A new study looked at the naturally-acquired spike immunoglobin (Ig) G antibodies, and how they hold up against neutralization and protect us against future infection.
Perhaps one of the most prolific and durable questions throughout the SARS-CoV-2/COVID-19 pandemic has been regarding immunity. Questions swirling around boosters, breakthrough infections, and how long immunity—whether natural or vaccine-induced—lasts and what that means continues to plague us.
The majority of our focus as of late has been the coverage that vaccines provide.“All of this underscores the importance of considering effectiveness against infection and disease as 'absolutely separate,' Jennifer Gommerman, an immunologist at the University of Toronto, told me. The two can wane in lockstep, but they don’t have to," Katherine Wu, PhD, wrote,.“Different immunological mechanisms come into play,” Gommerman said. And while a drop in antibody levels might foretell more vulnerability to infection, that doesn’t always translate to a loss of immune memory and more susceptibility to serious sickness.”

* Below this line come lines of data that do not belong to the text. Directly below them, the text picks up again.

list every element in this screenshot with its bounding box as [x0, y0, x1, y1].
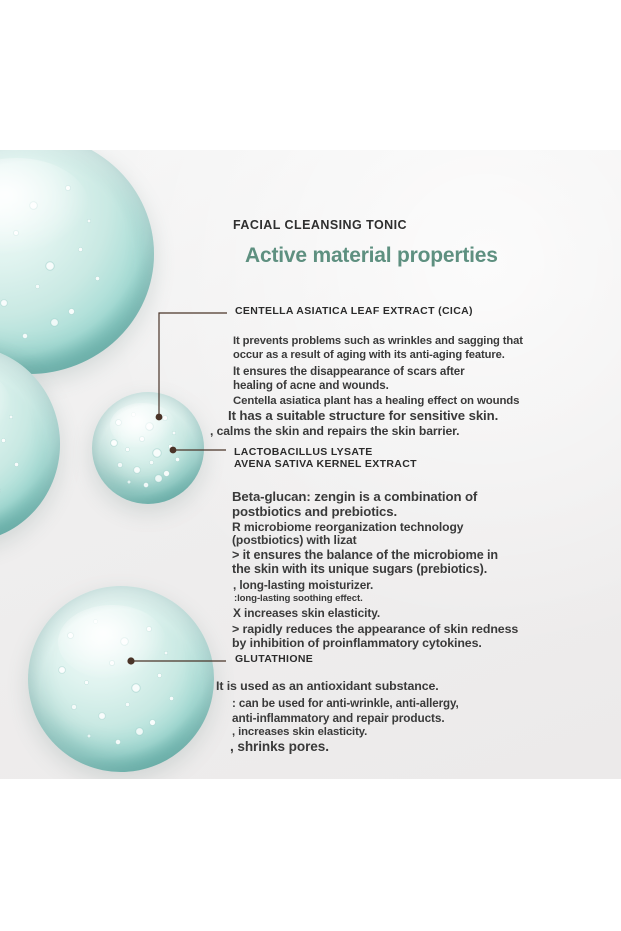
ingredient-body-line: Beta-glucan: zengin is a combination of	[232, 489, 477, 504]
ingredient-body-line: It ensures the disappearance of scars af…	[233, 365, 465, 378]
ingredient-title-lactobacillus: LACTOBACILLUS LYSATE	[234, 446, 373, 458]
ingredient-title-glutathione: GLUTATHIONE	[235, 653, 313, 665]
ingredient-body-line: It prevents problems such as wrinkles an…	[233, 335, 523, 347]
ingredient-body-line: healing of acne and wounds.	[233, 379, 389, 392]
ingredient-body-line: , calms the skin and repairs the skin ba…	[210, 424, 459, 438]
product-kicker: FACIAL CLEANSING TONIC	[233, 218, 407, 232]
ingredient-body-line: X increases skin elasticity.	[233, 606, 380, 620]
ingredient-body-line: It has a suitable structure for sensitiv…	[228, 408, 498, 423]
page-title: Active material properties	[245, 244, 498, 268]
ingredient-body-line: anti-inflammatory and repair products.	[232, 711, 445, 725]
ingredient-title-centella: CENTELLA ASIATICA LEAF EXTRACT (CICA)	[235, 305, 473, 317]
ingredient-body-line: by inhibition of proinflammatory cytokin…	[232, 636, 482, 650]
product-infographic-panel: FACIAL CLEANSING TONIC Active material p…	[0, 150, 621, 779]
text-content: FACIAL CLEANSING TONIC Active material p…	[0, 150, 621, 779]
ingredient-body-line: (postbiotics) with lizat	[232, 533, 357, 547]
ingredient-body-line: , long-lasting moisturizer.	[233, 578, 373, 592]
ingredient-body-line: R microbiome reorganization technology	[232, 520, 463, 534]
ingredient-body-line: postbiotics and prebiotics.	[232, 504, 397, 519]
ingredient-body-line: It is used as an antioxidant substance.	[216, 679, 439, 693]
ingredient-body-line: > it ensures the balance of the microbio…	[232, 548, 498, 562]
ingredient-body-line: , increases skin elasticity.	[232, 726, 367, 738]
ingredient-body-line: Centella asiatica plant has a healing ef…	[233, 395, 519, 407]
ingredient-body-line: : can be used for anti-wrinkle, anti-all…	[232, 697, 459, 710]
ingredient-body-line: occur as a result of aging with its anti…	[233, 349, 505, 361]
ingredient-body-line: the skin with its unique sugars (prebiot…	[232, 562, 487, 576]
ingredient-body-line: , shrinks pores.	[230, 739, 329, 754]
ingredient-body-line: > rapidly reduces the appearance of skin…	[232, 622, 518, 636]
ingredient-title-avena-sativa: AVENA SATIVA KERNEL EXTRACT	[234, 458, 417, 470]
ingredient-body-line: :long-lasting soothing effect.	[234, 593, 363, 604]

What though, happens with those who have experienced a naturally infection? How do the naturally-acquired spike immunoglobin (Ig) G antibodies hold up against neutralization and protect us against future infections? A new research study sought to address this by following 3015 healthcare workers from June 2020 for several months across 5 regional hospitals in the Johns Hopkins Health System. The research team collected serum samples and surveyed participants every 3-4 months as well as SARS-CoV-2 PCR and immunization data from the medical record systems. Euroimmun was utilized to test serum specimens and the S1 subunit of the SARS-CoV-2 spike protein.
The authors reported that “Among the cohort of 3015 HWs (2359 [78.3%] women; median [interquartile range {IQR}] age, 38.4 [31.6-50.0] years), 170 (5.6%) HWs had positive PCR results for SARS-CoV-2, of which only 94 (3.1%) were tested for spike antibodies after infection but before vaccination (57 HWs received 1 antibody test after PCR positive, 36 received 2 tests, and 1 received 3 tests). Of the 94 HWs, 90 (96%) were non-Hispanic/Latino and 70 (74%) were White; the median (IQR) age of HWs tested after PCR-positive results was 37.5 (31.1-46.7) years
Fifty-two of 59 (88%), 30 of 40 (75%), and 25 of 33 (76%) HWs who tested less than 100, 100 to 200, and more than 200 days post-PCR were IgG positive, respectively. IgG antibodies were positive in 72% (8 of 11) of those tested more than 250 days postinfection. The estimated rate of IgG decay was 7% per month (95% CI, 3%-10%). In participants with multiple tests postinfection, the within-participant rate of decay was 7% (95% CI, 3%-11%) per month.”
Fortunately, this study sheds some positive light on how durable spike antibodies are following a natural infection with SARS-CoV-2. Ten months as a time for protection against reinfection is a helpful data point to work with regarding public health guidance and recommendations. More research is needed on this though, especially as we face global vaccine inequity and distribution challenges. The authors noted that we should consider prioritizing vaccines for those without measurable antibodies, which is a topic widely discussed but ultimately hard to operationalize in low and middle-income countries.